En effet, sur renseignement, le SCRJ a interpellé le 10 janvier 2026 au quartier Makepe à Douala, les nommés Ogbajar Bénédicte et Hussein Adji, tous originaires d'un pays voisin.
Selon les premières informations de sources sécuritaires, au moment de leur interpellation, les concernés étaient en possession de 5 kilogrammes de cocaïne estimés à 75 millions de FCFA.
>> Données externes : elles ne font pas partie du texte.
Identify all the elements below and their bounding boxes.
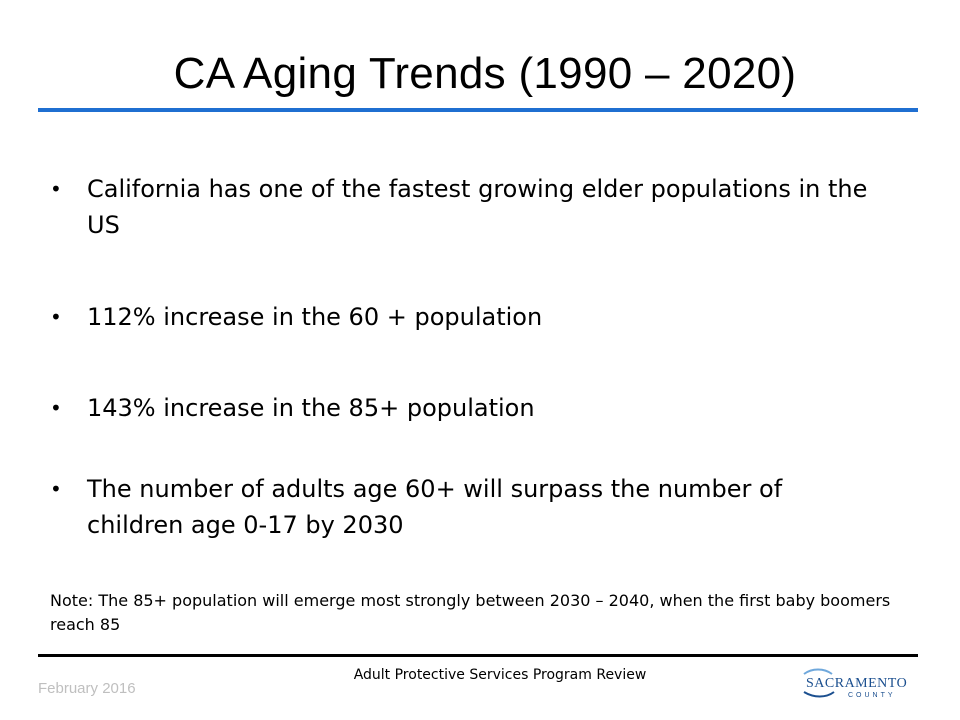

Établi au Cameroun courant 2012, le nommé Ogou Umeh Victor qui avait fui son pays à cause des démêlées avec la justice, va officiellement se consacrer au commerce de pièces détachées automobiles et des appareils électroniques dans la ville de Douala, notamment au marché Congo. Mais en réalité, son vrai business était le trafic de drogues appelé communément « thaï » et « caillou ». Il va donc à cet effet recruter les nommés Ogbajar Bénédicte et Hussein Adji de même nationalité que lui, leur rôle étant de réceptionner et écouler les drogues aux dealers revendeurs, ainsi qu'aux consommateurs issus des diverses couches de la société.
La rédaction de CamerounWeb apprend aussi que, si les employés de Ogou Umeh Victor livraient cette marchandise dans différentes villes du pays, lui-même était spécialisé dans l'écoulement dans des structures commerciales de Douala, notamment les boutiques de pièces détachées automobiles et appareils électriques sises au Camp Yabassi et au marché Congo, de même que dans son domicile au quartier Logpom.
Pour l'heure, le chef de gang Ogou Umeh Victor est toujours en fuite. Après enquête et exploitation au SCRJ à Yaoundé, les deux autres suspects ont été déférés le 16 janvier 2026 au Tribunal de Grande Instance de Douala Bonanjo où ils doivent répondre de leurs actes.